Solved – K-fold cross validation results interpretation

cross-validationrms

My linear model has a 0,08642 RMSE and after I perform 10-fold cross validation I get a 0,091276 RMSE. I have read on similar questions like mine, that RMSE of fit and RMSE of prediction should be very close numbers in order to be able to say that my model has a good prediction capability. Correct me, if I am wrong. I can't find official literature to support this. Everything I read about cross validation does not write about results interpretation.

Best Answer

K-fold CV is one way of estimating the extra-sample error of a given model, providing us with an idea of the prediciton quality on data previously unknown to the model.

My linear model has a 0,08642 RMSE and after I perform 10-fold cross validation I get a 0,091276 RMSE. I have read on similar questions like mine, that RMSE of fit and RMSE of prediction should be very close numbers in order to be able to say that my model has a good prediction capability.

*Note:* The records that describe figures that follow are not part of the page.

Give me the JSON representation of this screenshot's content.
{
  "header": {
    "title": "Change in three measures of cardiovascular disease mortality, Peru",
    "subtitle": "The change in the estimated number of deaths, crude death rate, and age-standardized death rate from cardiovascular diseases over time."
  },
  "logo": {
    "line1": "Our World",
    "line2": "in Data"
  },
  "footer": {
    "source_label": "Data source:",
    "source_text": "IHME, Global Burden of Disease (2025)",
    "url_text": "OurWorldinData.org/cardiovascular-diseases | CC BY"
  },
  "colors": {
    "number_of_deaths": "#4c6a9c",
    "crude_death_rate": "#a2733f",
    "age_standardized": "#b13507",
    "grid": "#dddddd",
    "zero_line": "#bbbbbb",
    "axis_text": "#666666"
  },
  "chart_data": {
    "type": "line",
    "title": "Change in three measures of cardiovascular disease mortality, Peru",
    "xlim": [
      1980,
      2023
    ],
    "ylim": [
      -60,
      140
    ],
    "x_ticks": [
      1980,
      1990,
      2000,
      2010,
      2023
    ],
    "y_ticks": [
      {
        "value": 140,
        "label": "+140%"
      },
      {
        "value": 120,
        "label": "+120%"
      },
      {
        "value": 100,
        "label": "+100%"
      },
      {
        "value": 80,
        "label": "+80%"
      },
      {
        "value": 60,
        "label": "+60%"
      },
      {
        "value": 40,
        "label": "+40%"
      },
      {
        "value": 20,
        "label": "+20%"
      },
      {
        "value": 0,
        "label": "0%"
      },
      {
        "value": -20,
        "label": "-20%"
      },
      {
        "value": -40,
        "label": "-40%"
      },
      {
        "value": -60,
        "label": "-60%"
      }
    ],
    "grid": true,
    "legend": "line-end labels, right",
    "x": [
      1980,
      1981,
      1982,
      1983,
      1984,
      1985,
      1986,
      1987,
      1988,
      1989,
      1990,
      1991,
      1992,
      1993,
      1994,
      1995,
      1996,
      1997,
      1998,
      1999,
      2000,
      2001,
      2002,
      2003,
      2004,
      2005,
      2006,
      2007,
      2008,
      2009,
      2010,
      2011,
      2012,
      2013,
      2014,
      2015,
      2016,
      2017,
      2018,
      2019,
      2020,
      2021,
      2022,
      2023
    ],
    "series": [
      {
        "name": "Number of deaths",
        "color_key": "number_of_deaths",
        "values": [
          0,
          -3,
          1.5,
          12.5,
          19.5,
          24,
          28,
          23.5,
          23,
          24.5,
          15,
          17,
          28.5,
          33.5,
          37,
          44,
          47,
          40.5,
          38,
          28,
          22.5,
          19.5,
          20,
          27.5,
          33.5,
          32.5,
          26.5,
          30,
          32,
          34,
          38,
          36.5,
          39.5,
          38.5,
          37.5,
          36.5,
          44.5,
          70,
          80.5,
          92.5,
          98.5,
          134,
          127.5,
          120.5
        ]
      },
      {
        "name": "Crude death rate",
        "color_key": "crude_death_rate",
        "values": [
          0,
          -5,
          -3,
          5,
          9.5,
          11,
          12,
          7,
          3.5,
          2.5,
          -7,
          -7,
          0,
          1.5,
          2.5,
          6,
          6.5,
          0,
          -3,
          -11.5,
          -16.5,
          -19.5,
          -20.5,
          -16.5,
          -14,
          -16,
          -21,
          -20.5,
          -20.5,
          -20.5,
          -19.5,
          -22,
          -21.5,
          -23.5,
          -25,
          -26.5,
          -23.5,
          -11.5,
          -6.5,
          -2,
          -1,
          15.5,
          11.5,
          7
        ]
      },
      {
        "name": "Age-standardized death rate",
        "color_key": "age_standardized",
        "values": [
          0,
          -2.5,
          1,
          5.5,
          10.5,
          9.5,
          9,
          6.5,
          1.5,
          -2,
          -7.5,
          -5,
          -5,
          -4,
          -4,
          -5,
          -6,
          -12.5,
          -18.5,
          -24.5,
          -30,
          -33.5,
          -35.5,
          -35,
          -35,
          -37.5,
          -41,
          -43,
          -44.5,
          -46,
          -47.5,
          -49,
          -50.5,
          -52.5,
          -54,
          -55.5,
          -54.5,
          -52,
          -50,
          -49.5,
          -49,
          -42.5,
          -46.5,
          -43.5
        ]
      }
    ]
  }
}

I suppose the 0.091 is the average RMSE resulting from the CV?
That this average is close to your previous result alone does not yet say much about the model quality. Have a look at the distribution of the errors resulting from the CV - what does it look like?
If it shows a standard deviation it could mean that your model is overfitting the training data. If not then your model has probably done a good job at generalizing.

So now you have an idea of how well your model generalized to new, unseen data. However even if the dispersion of your CV errors is low, the error value itself can be a bit abstract without considering the characteristics of the data. Plot your data and your linear model to see how it fits.